Probability Calibration Theory
Calibration ensures that predicted probabilities reflect true likelihoods: when a model predicts 70% confidence, it should be correct 70% of the time.
Why Calibration Matters
Miscalibrated Models
Prediction: 90% confident it's a cat
Reality: Only 60% of 90%-confident predictions are cats
Consequences:
- Decision-making based on wrong probabilities
- Risk underestimation in safety-critical systems
- Ensemble weighting fails
Calibrated Models
Prediction: 70% confident it's a cat
Reality: 70% of 70%-confident predictions are cats
Measuring Calibration
Reliability Diagram
Plot predicted probability vs actual frequency:
Accuracy │ ·
│ ·
│ · Perfect calibration (diagonal)
│ ·
│·
└──────────
Confidence
Expected Calibration Error (ECE)
ECE = Σᵦ (nᵦ/N) · |acc(b) - conf(b)|
Where:
- B = number of bins
- nᵦ = samples in bin b
- acc(b) = accuracy in bin b
- conf(b) = mean confidence in bin b
Maximum Calibration Error (MCE)
MCE = max_b |acc(b) - conf(b)|
Worst-case miscalibration.
Brier Score
BS = (1/N) Σᵢ (pᵢ - yᵢ)²
Combines calibration and refinement.
Calibration Methods
Temperature Scaling
Simple and effective post-hoc calibration:
p_calibrated = softmax(logits / T)
Optimize T on validation set:
T* = argmin_T NLL(softmax(logits/T), y_val)
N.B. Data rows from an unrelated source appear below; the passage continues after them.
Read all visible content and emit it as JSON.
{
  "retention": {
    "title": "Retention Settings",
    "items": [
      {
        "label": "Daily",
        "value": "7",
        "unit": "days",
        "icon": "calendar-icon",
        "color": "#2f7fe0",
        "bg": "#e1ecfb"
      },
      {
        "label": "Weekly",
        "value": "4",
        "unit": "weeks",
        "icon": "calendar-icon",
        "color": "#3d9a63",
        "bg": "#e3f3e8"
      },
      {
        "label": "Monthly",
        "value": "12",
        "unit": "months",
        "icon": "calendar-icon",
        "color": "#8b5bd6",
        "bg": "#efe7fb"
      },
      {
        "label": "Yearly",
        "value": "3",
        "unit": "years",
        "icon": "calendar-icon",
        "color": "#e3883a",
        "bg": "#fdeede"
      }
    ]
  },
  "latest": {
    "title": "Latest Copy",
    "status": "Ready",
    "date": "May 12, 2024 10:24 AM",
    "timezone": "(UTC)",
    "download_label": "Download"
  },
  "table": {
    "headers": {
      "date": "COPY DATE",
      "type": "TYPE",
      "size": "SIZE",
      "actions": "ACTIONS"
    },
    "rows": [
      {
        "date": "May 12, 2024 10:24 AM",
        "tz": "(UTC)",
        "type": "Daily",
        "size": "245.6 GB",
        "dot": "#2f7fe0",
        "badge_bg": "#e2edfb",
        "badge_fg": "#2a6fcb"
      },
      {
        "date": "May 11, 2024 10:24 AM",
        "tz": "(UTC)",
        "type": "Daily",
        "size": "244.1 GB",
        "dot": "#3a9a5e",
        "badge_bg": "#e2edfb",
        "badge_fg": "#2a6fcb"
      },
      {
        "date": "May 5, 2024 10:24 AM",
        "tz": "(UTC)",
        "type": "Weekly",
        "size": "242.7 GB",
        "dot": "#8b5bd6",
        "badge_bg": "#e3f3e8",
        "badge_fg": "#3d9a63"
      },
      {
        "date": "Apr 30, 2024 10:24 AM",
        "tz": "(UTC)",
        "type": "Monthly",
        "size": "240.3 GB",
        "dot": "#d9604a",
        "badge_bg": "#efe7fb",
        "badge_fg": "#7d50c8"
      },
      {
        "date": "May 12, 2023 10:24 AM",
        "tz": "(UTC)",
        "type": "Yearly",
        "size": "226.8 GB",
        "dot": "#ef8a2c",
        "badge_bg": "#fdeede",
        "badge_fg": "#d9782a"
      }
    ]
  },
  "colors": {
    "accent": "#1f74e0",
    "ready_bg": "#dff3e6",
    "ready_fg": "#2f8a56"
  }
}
Typically T > 1 (softens overconfident predictions).
Platt Scaling
Logistic regression on model outputs:
P(y=1|x) = σ(a · f(x) + b)
Learn a, b on validation set.
Isotonic Regression
Non-parametric calibration:
Map predicted probability to calibrated probability
using monotonic (isotonic) function
No parametric assumptions, but needs more data.
Histogram Binning
For each confidence bin [a, b):
calibrated_prob = empirical_accuracy_in_bin
Simple but discontinuous.
Beta Calibration
P_calibrated = 1 / (1 + 1/(exp(c)·((1-p)/p)^a·p^(b-a)))
Three-parameter model, handles asymmetric errors.
When Models Miscalibrate
Overconfidence
Modern neural networks are typically overconfident:
| Model | ECE (before) | ECE (after temp scaling) |
|---|---|---|
| ResNet-110 | 4.5% | 1.2% |
| DenseNet-40 | 3.8% | 0.9% |
Causes:
- Cross-entropy loss encourages extreme predictions
- Batch normalization
- Overparameterization
Underconfidence
Less common, but occurs with:
- Heavy regularization
- Ensemble disagreement
- Out-of-distribution inputs
Calibration for Multi-Class
Per-Class Calibration
P(y=k|x) = calibrator_k(f_k(x))
Separate calibrator per class.
Focal Calibration
L = -Σᵢ (1-pᵢ)^γ log(pᵢ)
Focal loss during training improves calibration.
Calibration Under Distribution Shift
Challenge: Calibration degrades on OOD data.
Domain-Aware Calibration
T_domain = T_base · domain_adjustment
Ensemble Temperature
p = Σₖ wₖ · softmax(logits/Tₖ)
Conformal Prediction
Provide prediction sets with coverage guarantee:
C(x) = {y : s(x,y) ≤ τ}
Where τ chosen so that:
P(y* ∈ C(x)) ≥ 1 - α
Properties:
- Distribution-free
- Finite-sample guarantee
- No model assumptions
Selective Prediction
Abstain when uncertain:
If max(p) < threshold:
return "I don't know"
Trade-off: coverage vs accuracy on non-abstained predictions.
References
- Guo, C., et al. (2017). "On Calibration of Modern Neural Networks." ICML.
- Platt, J. (1999). "Probabilistic Outputs for Support Vector Machines."
- Niculescu-Mizil, A., & Caruana, R. (2005). "Predicting Good Probabilities with Supervised Learning." ICML.
- Angelopoulos, A., & Bates, S. (2021). "A Gentle Introduction to Conformal Prediction." arXiv.